Evaluation of business quality AIA: a reference for complex and vocal workflows

by Brenden Burgess

When you buy through links on our site, we may earn a commission at no extra cost to you. However, this does not influence our evaluations.

As companies are increasingly incorporating AI assistants, assessing the effectiveness of these systems perform real world tasks, in particular through vocal interactions, is essential. Existing evaluation methods focus on large conversational skills or limited use of specific tools. However, these benchmarks fail when the capacity of an AI agent is able to manage complex work flows specialized in various fields. This gap highlights the need for more complete evaluation frameworks that reflect the challenges that AI assistants face in practical business contexts, ensuring that they can really support complex and vocal operations in real environments.

To meet the limits of existing references, Salesforce AI Research & Engineering has developed a suitable robust assessment system to assess AI agents in complex corporate tasks through text and voice interfaces. This internal tool supports product development as an agentForce.
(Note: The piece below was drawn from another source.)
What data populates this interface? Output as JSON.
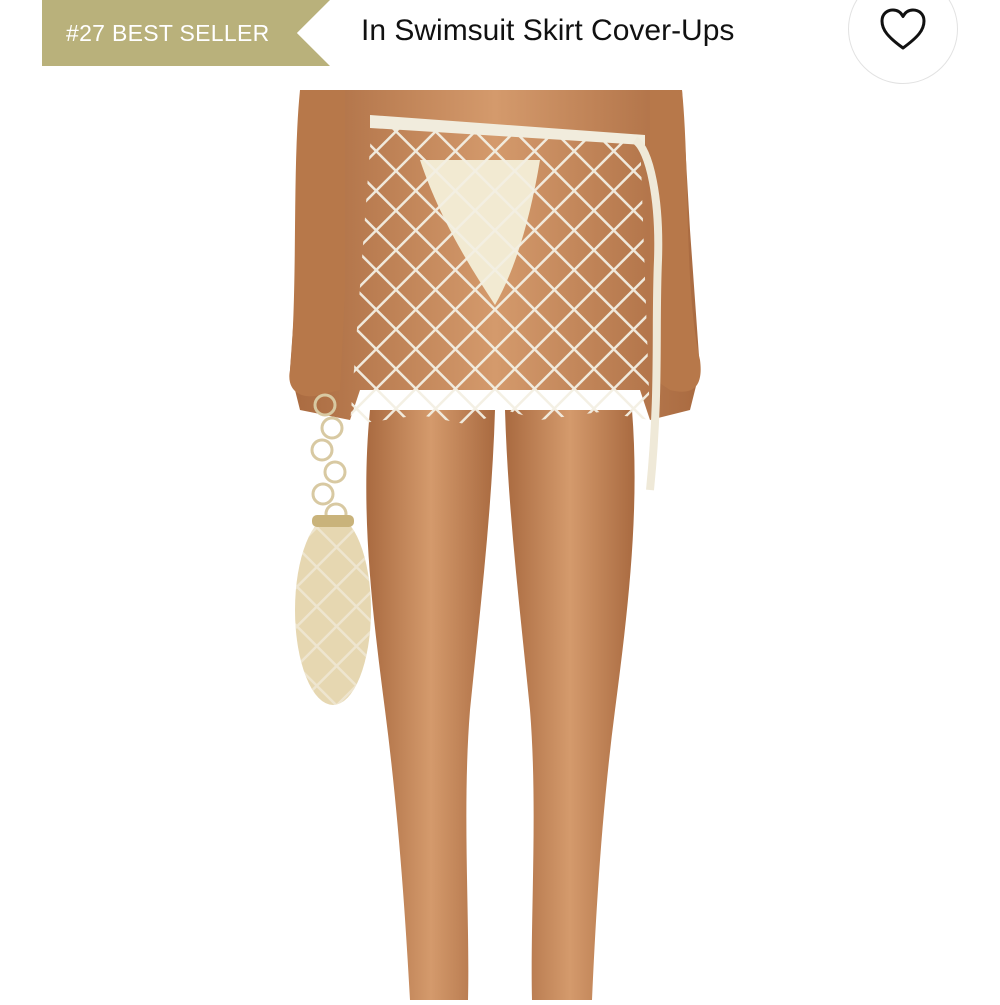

It offers a standardized framework to assess the performance of AI assistants in four key areas of activity: manage health care meetings, manage financial transactions, process incoming sales and execute electronic commerce orders. Using cases of carefully organized and verified human test, the reference requires that agents end operations in several steps, use specific tools and adhere to strict security protocols on the two communication modes.

Traditional AI benchmarks often focus on general knowledge or basic instructions, but business parameters require more advanced capacities. AI agents in these contexts must integrate into several tools and systems, follow strict safety and conformity procedures and include specialized terms and workflows. Vocal interactions add another layer of complexity due to the potential errors of vocal recognition and synthesis, in particular in tasks in several stages. Responding to these needs, the reference guides AI development to more reliable and effective assistants adapted to the use of the company.

Salesforce's reference uses a modular framework with four key components: environments specific to the field, tasks predefined with clear objectives, simulated interactions that reflect real world conversations and measurable performance measures. He assesses AI in four business areas: management of health appointments, financial services, sales and electronic commerce. Tasks range from simple requests to complex operations involving conditional logic and several system calls. With the test cases verified by humans, the reference guarantees realistic challenges that test the reasoning, accuracy and management of an agent's tools in text and voice interfaces.

The evaluation framework measures the performance of the AI ​​agent as a function of two main criteria: precision, the way in which the agent correctly ends the task and efficiency, which are evaluated by conversational length and use of tokens. Textual and vocal interactions are evaluated, with the possibility of adding audio noise to test the resilience of the system. Implemented in Python, the modular benchmark supports realistic customer agent dialogues, several AI model suppliers and configurable vocal processing using integrated text components in text and dispection text. An open source version is planned, allowing developers to extend the framework to new use cases and communication formats.

The initial tests between higher models such as GPT-4 variants and Llama have shown that financial tasks were the most prone to errors due to strict verification requirements. Vocal tasks have also experienced a decrease of 5 to 8% of performance compared to the text. Precision has decreased more on tasks in several stages, in particular those requiring conditional logic. These results highlight continuous challenges in the use of tools, compliance with the protocol and the processing of speech. Although robust, the reference lacks personalization, diversity of behavior of real world users and multilingual capacities. Future work will fill these gaps by widening the domains, by introducing user modeling and incorporating more subjective and inter-aging assessments.


Discover the Technical details. All the merit of this research goes to researchers in this project. Also, don't hesitate to follow us Twitter And don't forget to join our 95K + ML Subdreddit and subscribe to Our newsletter.


Sana Hassan, consulting trainee at Marktechpost and double -degree student at Iit Madras, is passionate about the application of technology and AI to meet the challenges of the real world. With a great interest in solving practical problems, it brings a new perspective to the intersection of AI and real life solutions.

Leave a Comment

This site uses Akismet to reduce spam. Learn how your comment data is processed.